Sorry But You Can’t Have It All

I recently gave a keynote talk at a meeting of a statewide library directors group. I called the talk “The Search for Tomorrow’s Library Leaders in A ‘Dissin’ the Director’ Landscape” and part of the talk referred back to some previous ACRLog posts on leadership and library directors. I mentioned some of the reasons that Gen-X and Gen-Y librarians are disillusioned with library management. With their negative perceptions of library directors these individuals can find few good reasons to aspire to careers as library administators. Why else are nextgens disinterested? Past research indicates they want a better work-life balance and were hesitant to make the necessary sacrifices required to lead libraries from the director’s office. I made that point with a quote that appears in a chapter titled “Preparing the Next Generation of Directors and Leaders” by Nancy Rossiter from a book titled “Making a Difference: Leadership and Academic Libraries” by Peter Hernon and Rossiter:

Rachel Gordon Singer found that Generation X and Generation Y librarians have a negative view of managment…the amount of time a library director devotes to the position is potentially a turn-off; younger librarians do not want to detract from time spent with family and friends..One of Gordon’s respondents stated “There is no amount of money or prestige that would entice us to sacrifice our families, our home lives, and our sanity for the long hours and Sisyphean ordeal of a directorship.”

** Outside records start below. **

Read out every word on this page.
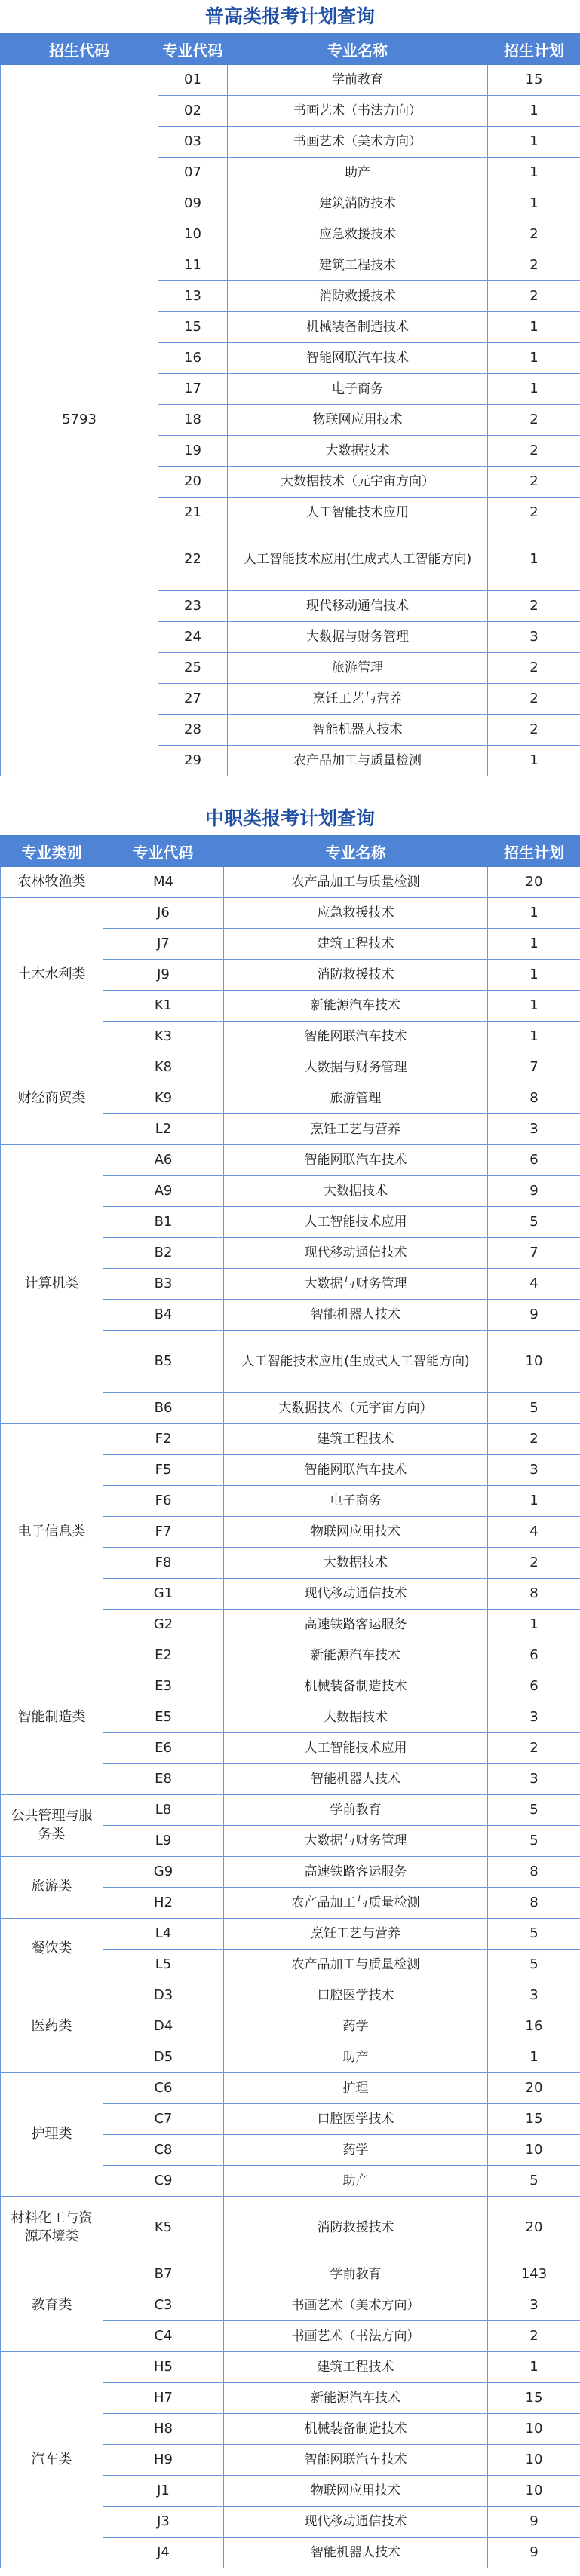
普高类报考计划查询
招生代码	专业代码	专业名称	招生计划
5793	01	学前教育	15
	02	书画艺术（书法方向）	1
	03	书画艺术（美术方向）	1
	07	助产	1
	09	建筑消防技术	1
	10	应急救援技术	2
	11	建筑工程技术	2
	13	消防救援技术	2
	15	机械装备制造技术	1
	16	智能网联汽车技术	1
	17	电子商务	1
	18	物联网应用技术	2
	19	大数据技术	2
	20	大数据技术（元宇宙方向）	2
	21	人工智能技术应用	2
	22	人工智能技术应用(生成式人工智能方向)	1
	23	现代移动通信技术	2
	24	大数据与财务管理	3
	25	旅游管理	2
	27	烹饪工艺与营养	2
	28	智能机器人技术	2
	29	农产品加工与质量检测	1
中职类报考计划查询
专业类别	专业代码	专业名称	招生计划
农林牧渔类	M4	农产品加工与质量检测	20
土木水利类	J6	应急救援技术	1
	J7	建筑工程技术	1
	J9	消防救援技术	1
	K1	新能源汽车技术	1
	K3	智能网联汽车技术	1
财经商贸类	K8	大数据与财务管理	7
	K9	旅游管理	8
	L2	烹饪工艺与营养	3
计算机类	A6	智能网联汽车技术	6
	A9	大数据技术	9
	B1	人工智能技术应用	5
	B2	现代移动通信技术	7
	B3	大数据与财务管理	4
	B4	智能机器人技术	9
	B5	人工智能技术应用(生成式人工智能方向)	10
	B6	大数据技术（元宇宙方向）	5
电子信息类	F2	建筑工程技术	2
	F5	智能网联汽车技术	3
	F6	电子商务	1
	F7	物联网应用技术	4
	F8	大数据技术	2
	G1	现代移动通信技术	8
	G2	高速铁路客运服务	1
智能制造类	E2	新能源汽车技术	6
	E3	机械装备制造技术	6
	E5	大数据技术	3
	E6	人工智能技术应用	2
	E8	智能机器人技术	3
公共管理与服务类	L8	学前教育	5
	L9	大数据与财务管理	5
旅游类	G9	高速铁路客运服务	8
	H2	农产品加工与质量检测	8
餐饮类	L4	烹饪工艺与营养	5
	L5	农产品加工与质量检测	5
医药类	D3	口腔医学技术	3
	D4	药学	16
	D5	助产	1
护理类	C6	护理	20
	C7	口腔医学技术	15
	C8	药学	10
	C9	助产	5
材料化工与资源环境类	K5	消防救援技术	20
教育类	B7	学前教育	143
	C3	书画艺术（美术方向）	3
	C4	书画艺术（书法方向）	2
汽车类	H5	建筑工程技术	1
	H7	新能源汽车技术	15
	H8	机械装备制造技术	10
	H9	智能网联汽车技术	10
	J1	物联网应用技术	10
	J3	现代移动通信技术	9
	J4	智能机器人技术	9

That led to some interesting discussion and thoughtful reactions, both pro and con. One director said this was all well and good but that the current generation of directors needed to give their nextgen colleagues a dose of reality. Getting the job done, said the director, requires certain personal sacrifices, and that a work-life imbalance, staying late, working weekends, getting emergency calls in the middle of the night, is occasionally necessary. Bottom line: you can’t have it all. But another director expressed concerns about the blurring of work life and personal life in an increasingly 24/7 connected society. This director thought that library administrators needed to be more sensitive to the next generation’s desires for the work-life balance. If the work-life practices and behavior of the current generation of directors establishes a model upon which the next generation forms its attitudes towards library administration then today’s library directors, as part of their effort to recruit and shape the next generation of leaders, needs to live and promote an image that will attract the best and brightest to academic library leadership.

Not unexpectedly, there was no clear resolution on how to best attract the nextgen librarian to the library directorship. What we do know is that perceptions are important. As long as nextgens see the current crop of directors working long hours without a clear sense of the potential rewards, it’s unlikely they’ll be motivated to enter into directorships. The current generation of academic library directors need to better communicate that their jobs do occasionally involve long hours, but that there can be great rewards. Chief among those rewards is fulfilling a vision about how an academic library can best serve the needs of its constituents. Here’s my message to those nextgens who diss their director and whose own vision is in conflict with what they see coming out the contemporary’s academic library director’s office: You may be the best person to become a library director; there’s no better way to fulfill your vision of what an academic library can and should be for your community. And if you can do it while creating a better work-life balance for yourself and your next generation of leaders then go out and create some change.

I finished my talk with a quote to emphasize that today’s library leaders do have a responsibility to the next generation of leaders. It comes from the book Crucibles of Leadership:

As the scholar Noel Tichy argues, leaders must be teachers – and the leaders in this chapter offer precisely what Tichy calls a “teachable point of view.” He argues that leaders’ responsibility is not only to provide direction and judgment in the moment, but to strive continuously to develop leadership in others, now and into the future.

So you could argue that it is incumbent upon the current generation of leaders to help the next generation to learn about leadership. Today’s library directors must think more clearly about how their leadership style and the examples they set send a message of learning to our next generation of leaders.